Reading a CSV File Into a Spark RDD (Scala Cookbook recipe)

This is an excerpt from the Scala Cookbook, 2nd Edition. This is Recipe 20.3, Reading a CSV File Into a Spark RDD.

Problem

You want to read a CSV file into an Apache Spark RDD.

Solution

To read a well-formatted CSV file into an RDD:

  1. Create a case class to model the file data

  2. Read the file using sc.textFile

  3. Create an RDD by mapping each row in the data to an instance of your case class

  4. Manipulate the data as desired

The following example demonstrates those steps, using a file named TomHanksMoviesNoHeader.csv, which has these contents:

1995, Toy Story,         8.3
2000, Cast Away,         7.8
2006, The Da Vinci Code, 6.6
2012, Cloud Atlas,       7.4
1994, Forrest Gump,      8.8

Create a case class to model the file data

First, create a case class that matches the data in the file:

case class Movie(year: Int, name: String, rating: Double)

Read the file

Next, read the file into an initial RDD:

val fileRdd = sc.textFile("TomHanksMoviesNoHeader.csv")

Create an RDD by mapping each row to the case class

Then call map on the fileRdd to create a new RDD named movies:

val movies = fileRdd.map{ row =>
    val fields = row.split(",").map(_.trim)
    Movie(fields(0).toInt, fields(1), fields(2).toDouble)
}

The first line in the block splits each row on the comma character, and then trims each resulting field in the row. When the block completes, movies has the type org.apache.spark.rdd.RDD[Movie].
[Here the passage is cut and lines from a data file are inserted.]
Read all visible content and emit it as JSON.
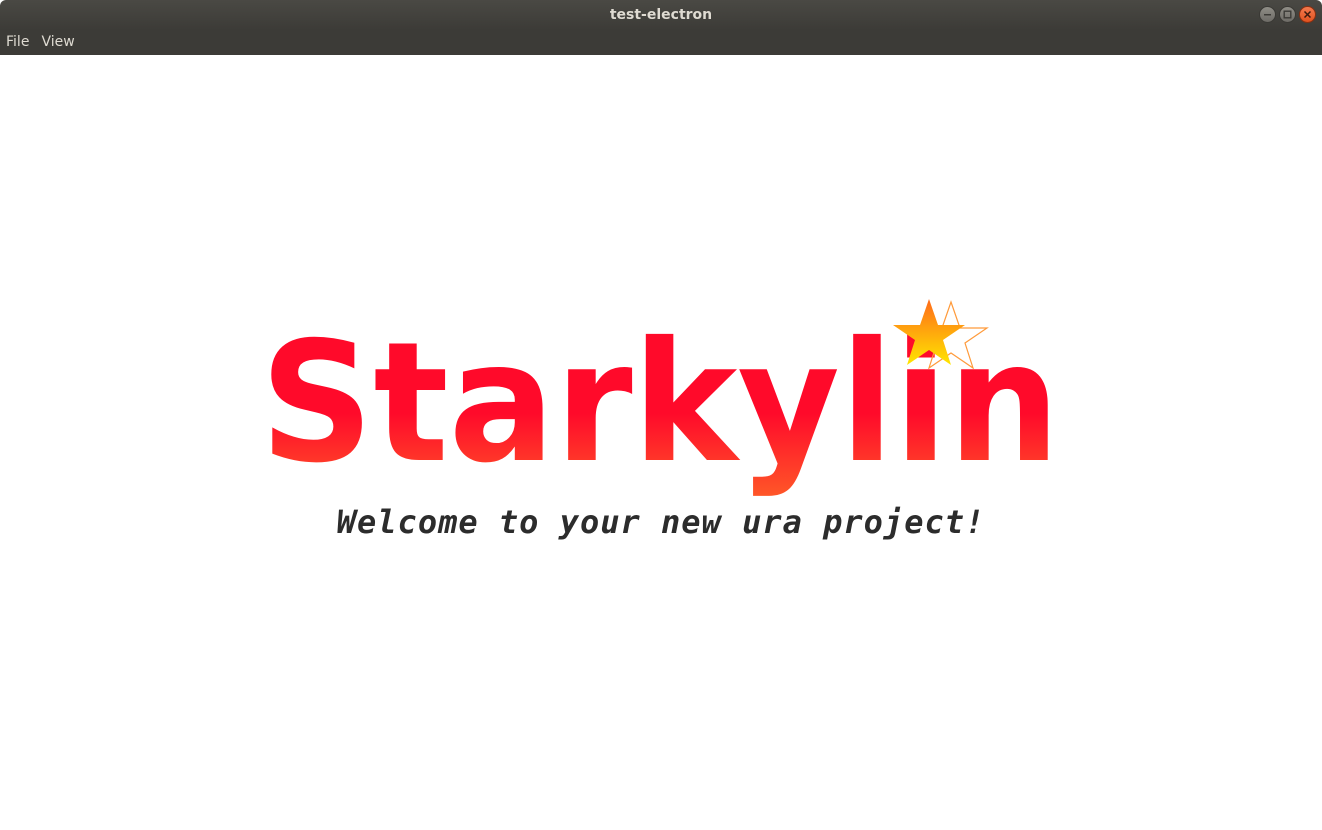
{
  "window": {
    "title": "test-electron"
  },
  "menubar": {
    "items": [
      {
        "label": "File"
      },
      {
        "label": "View"
      }
    ]
  },
  "main": {
    "logo_text": "Starkylin",
    "welcome": "Welcome to your new ura project!"
  },
  "colors": {
    "logo_red": "#ff0a2a",
    "logo_orange": "#ff5a28",
    "star_yellow": "#ffe600",
    "star_orange": "#ff6a1a",
    "titlebar_bg": "#3c3b37",
    "close_button": "#e95420"
  },
  "icons": {
    "minimize": "minimize-icon",
    "maximize": "maximize-icon",
    "close": "close-icon",
    "logo_star": "star-icon"
  }
}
Work with the data as desired

Now you can work with the movies RDD as desired, using the transformation and action methods demonstrated in the previous recipes:

scala> :type movies
org.apache.spark.rdd.RDD[Movie]

scala> movies.first
res0: Movie = Movie(1995,Toy Story,8.3)

scala> movies.take(2)
res1: Array[Movie] = Array(Movie(1995,Toy Story,8.3), Movie(2000,Cast Away,7.8))

scala> movies.filter(.rating > 7).filter(.year > 2000).collect
res2: Array[Movie] = Array(Movie(2012,Cloud Atlas,7.4))

Discussion

This recipe shows how to read a CSV file into an RDD. You can also work with CSV files using SQL — from the Spark SQL module — and that’s demonstrated in [spark-105-intro] and [spark-106-intro].

Working with a CSV file without using a case class

You can read a CSV file into an RDD without using a case class, but the process is a little more cumbersome. If you want to use this approach, start by reading the file as before:

// RDD[String]
val fileRdd = sc.textFile("TomHanksMoviesNoHeader.csv")

Then split each row on the comma character, and trim each resulting field:

// movies: RDD[Array[String]]
val movies = rdd.map(row => row.split(",")
                .map(field => field.trim))

As shown in the comment, movies has the type RDD[Array[String]]. Now you can work with the data as desired, but you’ll have to treat each row as an array of strings:

scala> movies.take(2)
Array[Array[String]] = Array(Array(Year, Name, IMDB),
                       Array(1995, Toy Story, 8.3))

scala> movies.filter(row => row(0).toInt > 2000).collect
res0: Array[Array[String]] = Array(
    Array(2006, The Da Vinci Code, 6.6),
    Array(2012, Cloud Atlas, 7.4)
)